C. Sağlık Riskleri ve Ölümler
Sağlık Bakanlığı, Halk Sağlığı Genel Müdürlüğü 2024’deki kayıtlarında, maddeye özgün tedavi dağılımı içinde ekstazi %0.7, kokain %4, kannabinoid % 30 ama en çok metamfetamin %37.1 ile uyarıcı madde bağımlılığı raporlanmaktadır. 2023’de tedavi gören 350bin bağımlının “Kafein ve Diğer Stimulanlar Bağımlılığı” tanısı: ayaktan 7.329 (%2,1), yatarak ise 582 (%0.16) olgu tespit edildi. 2022 yılında Türkiye’de uyuşturucuya bağlı 246 ölüm kayıtlara geçmiştir ve bunların 46’sı (%18,7) MDMA etken olarak belirlenmiştir (Şekil 1a,1b, 2). Avrupa’da (28 ülke) MDMA kaynaklı ölümler, tüm uyuşturucuya bağlı ölümler içinde %5 oranındayken, Türkiye’de bu oranın %20’ye yakın olması endişe vericidir. Sağlık sorunları açısından MDMA, daha çok ölüm ve akut zehirlenme belirtileri ile raporlansa da bağımlılık tedavilerinde bildirimine az rastlanmaktadır.
D. Sonuç ve Değerlendirme
1. Uyuşturucu madde kullanımı, özellikle MDMA gibi uyarıcı maddeler konusunda artan ölüm oranlarıyla ciddiyetini korumaktadır: Türkiye’de MDMA kullanımı ve ölüm oranları Avrupa’dakinden çok daha yüksektir, bu da bölgesel önem taşımaktadır.

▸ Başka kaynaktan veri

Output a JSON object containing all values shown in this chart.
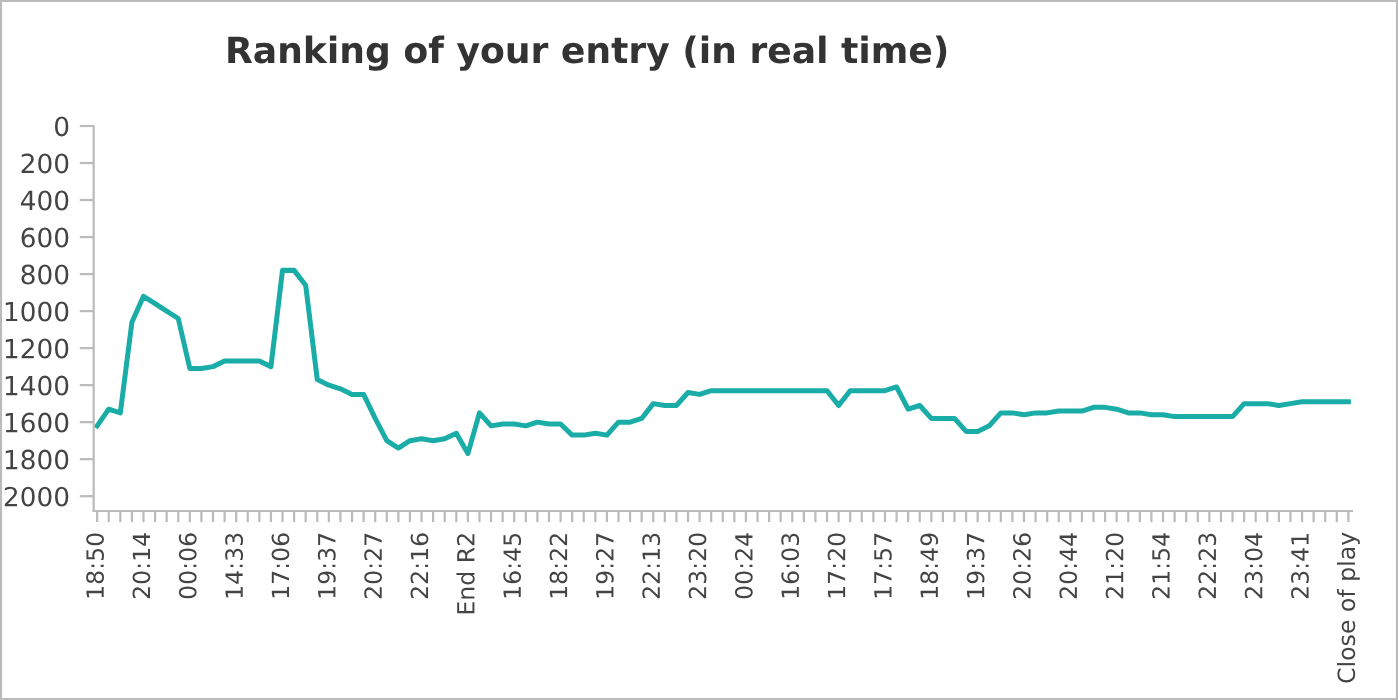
{
  "chart_data": {
    "type": "line",
    "title": "Ranking of your entry (in real time)",
    "categories": [
      "18:50",
      null,
      null,
      null,
      "20:14",
      null,
      null,
      null,
      "00:06",
      null,
      null,
      null,
      "14:33",
      null,
      null,
      null,
      "17:06",
      null,
      null,
      null,
      "19:37",
      null,
      null,
      null,
      "20:27",
      null,
      null,
      null,
      "22:16",
      null,
      null,
      null,
      "End R2",
      null,
      null,
      null,
      "16:45",
      null,
      null,
      null,
      "18:22",
      null,
      null,
      null,
      "19:27",
      null,
      null,
      null,
      "22:13",
      null,
      null,
      null,
      "23:20",
      null,
      null,
      null,
      "00:24",
      null,
      null,
      null,
      "16:03",
      null,
      null,
      null,
      "17:20",
      null,
      null,
      null,
      "17:57",
      null,
      null,
      null,
      "18:49",
      null,
      null,
      null,
      "19:37",
      null,
      null,
      null,
      "20:26",
      null,
      null,
      null,
      "20:44",
      null,
      null,
      null,
      "21:20",
      null,
      null,
      null,
      "21:54",
      null,
      null,
      null,
      "22:23",
      null,
      null,
      null,
      "23:04",
      null,
      null,
      null,
      "23:41",
      null,
      null,
      null,
      "Close of play"
    ],
    "series": [
      {
        "color": "#1aaca6",
        "values": [
          1620,
          1530,
          1550,
          1060,
          920,
          960,
          1000,
          1040,
          1310,
          1310,
          1300,
          1270,
          1270,
          1270,
          1270,
          1300,
          780,
          780,
          860,
          1370,
          1400,
          1420,
          1450,
          1450,
          1580,
          1700,
          1740,
          1700,
          1690,
          1700,
          1690,
          1660,
          1770,
          1550,
          1620,
          1610,
          1610,
          1620,
          1600,
          1610,
          1610,
          1670,
          1670,
          1660,
          1670,
          1600,
          1600,
          1580,
          1500,
          1510,
          1510,
          1440,
          1450,
          1430,
          1430,
          1430,
          1430,
          1430,
          1430,
          1430,
          1430,
          1430,
          1430,
          1430,
          1510,
          1430,
          1430,
          1430,
          1430,
          1410,
          1530,
          1510,
          1580,
          1580,
          1580,
          1650,
          1650,
          1620,
          1550,
          1550,
          1560,
          1550,
          1550,
          1540,
          1540,
          1540,
          1520,
          1520,
          1530,
          1550,
          1550,
          1560,
          1560,
          1570,
          1570,
          1570,
          1570,
          1570,
          1570,
          1500,
          1500,
          1500,
          1510,
          1500,
          1490,
          1490,
          1490,
          1490,
          1490
        ]
      }
    ],
    "ylim": [
      2080,
      0
    ],
    "yticks": [
      0,
      200,
      400,
      600,
      800,
      1000,
      1200,
      1400,
      1600,
      1800,
      2000
    ],
    "grid": false,
    "legend": false,
    "marker": "none",
    "line_style": "solid"
  }
}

2. EMCDDA (EUDA) ve UNODC gibi kurumsal yapılar, Erken Uyarı Sistemleri ile piyasadaki yeni trendleri izleyen merkezi yapılanmalar ile vakalardan alınan verileri (özellikle acil servis bazlı olarak) değerlendirmektedir. Türkiye uyuşturucuyla mücadele programı kapsamında 2006’da başlatılan anlaşma uyuşturucu kullanımına ilişkin veriler daha çok kriminal olaylara ve bağımlılık tedavi merkezlerine dayanmaktadır. Birkaç yıl tek merkezli olarak İzmir gibi büyük bir şehirdeki hastane acil servisi bazlı verileri üzerinden de bu kurumlara bilgilendirilme sağlansa da, Türkiye’den acil servis bazlı düzenli veri akışı olmadığı görülmektedir. Dolayısıyla Türkiye’deki gerçek kullanıcı sayısı EUDA raporlarındakine göre az görünmektedir.
3. Sağlık Bakanlığı ve UZEM, uyuşturucu tedavi merkezleri ve hastane acil servisleri bağımlılarla mücadelede görev alan sağlık ekibinin içinde yer almakta ve uyuşturucu madde çeşitliliğinin artması kadar, kullanıcı kitlesinin 7’den 70’e geniş yaş gruplarında olması nedeniyle, oldukça sık olarak bu vakalara hizmet vermektedir.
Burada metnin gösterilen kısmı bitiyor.